The tax could go even higher if SB987 becomes law, as the 15 percent figure does not include local taxes that cities and counties may choose to levy. Eddie Miller, chief strategy officer for GreenRush.com, said, “I won’t say it’s not excessive — it is excessive, but it really provides a budget for the state to make it a legitimate industry like alcohol, tobacco or even gambling.”
The new bill could bring in $100 million in tax revenue to California, a state that claims “steep costs” associated with marijuana-related activities — mainly cultivation. Last year, Former Republican state Sen.
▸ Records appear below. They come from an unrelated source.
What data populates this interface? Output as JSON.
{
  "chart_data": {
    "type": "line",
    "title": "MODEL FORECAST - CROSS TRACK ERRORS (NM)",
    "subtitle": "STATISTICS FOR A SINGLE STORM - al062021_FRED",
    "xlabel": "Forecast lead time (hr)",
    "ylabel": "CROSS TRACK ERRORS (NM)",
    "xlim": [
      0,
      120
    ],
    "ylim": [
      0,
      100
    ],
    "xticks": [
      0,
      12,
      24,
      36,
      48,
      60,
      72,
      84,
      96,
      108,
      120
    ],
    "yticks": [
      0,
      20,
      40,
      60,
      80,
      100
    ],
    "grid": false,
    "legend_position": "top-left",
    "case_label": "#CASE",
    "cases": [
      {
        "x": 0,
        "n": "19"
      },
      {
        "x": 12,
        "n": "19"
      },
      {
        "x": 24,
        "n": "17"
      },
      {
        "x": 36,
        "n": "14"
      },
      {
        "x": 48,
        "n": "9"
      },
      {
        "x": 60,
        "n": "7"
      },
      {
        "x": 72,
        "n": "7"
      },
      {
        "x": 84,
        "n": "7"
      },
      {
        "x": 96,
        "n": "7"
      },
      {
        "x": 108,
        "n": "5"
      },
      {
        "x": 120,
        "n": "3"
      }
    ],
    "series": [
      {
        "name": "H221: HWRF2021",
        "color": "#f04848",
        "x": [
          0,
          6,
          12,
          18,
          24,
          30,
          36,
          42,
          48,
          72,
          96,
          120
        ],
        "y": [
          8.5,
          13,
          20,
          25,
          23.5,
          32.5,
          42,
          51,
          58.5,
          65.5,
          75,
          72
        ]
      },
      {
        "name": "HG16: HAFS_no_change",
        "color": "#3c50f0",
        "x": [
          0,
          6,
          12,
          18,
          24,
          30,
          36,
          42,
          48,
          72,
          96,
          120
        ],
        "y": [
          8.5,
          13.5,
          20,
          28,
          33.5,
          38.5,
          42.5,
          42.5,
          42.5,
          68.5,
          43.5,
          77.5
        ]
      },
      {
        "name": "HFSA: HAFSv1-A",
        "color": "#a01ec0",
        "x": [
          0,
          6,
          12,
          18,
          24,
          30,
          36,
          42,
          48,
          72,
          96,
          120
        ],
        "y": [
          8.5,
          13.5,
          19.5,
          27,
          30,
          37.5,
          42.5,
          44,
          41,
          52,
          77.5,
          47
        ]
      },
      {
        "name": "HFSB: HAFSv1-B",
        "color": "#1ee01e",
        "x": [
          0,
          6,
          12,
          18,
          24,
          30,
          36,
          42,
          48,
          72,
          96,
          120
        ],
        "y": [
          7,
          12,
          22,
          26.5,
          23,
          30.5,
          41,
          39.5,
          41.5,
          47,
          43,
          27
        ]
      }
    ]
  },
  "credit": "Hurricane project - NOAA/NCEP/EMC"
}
George Runner described the effect of these activites as “trespass[ing] on public lands, water theft and unregulated use of pesticides.”
The new tax comes after a regulatory framework was finally put in place last year on licensing marijuana-related businesses. California’s legal medical marijuana industry went unregulated for nearly two decades.
Several ballot initiatives are being proposed to legalize recreational marijuana in November. One in particular would use the same tax structure as the new proposed medical cannabis tax.
To pass into law, the bill will still need to win approval from two-thirds of state lawmakers.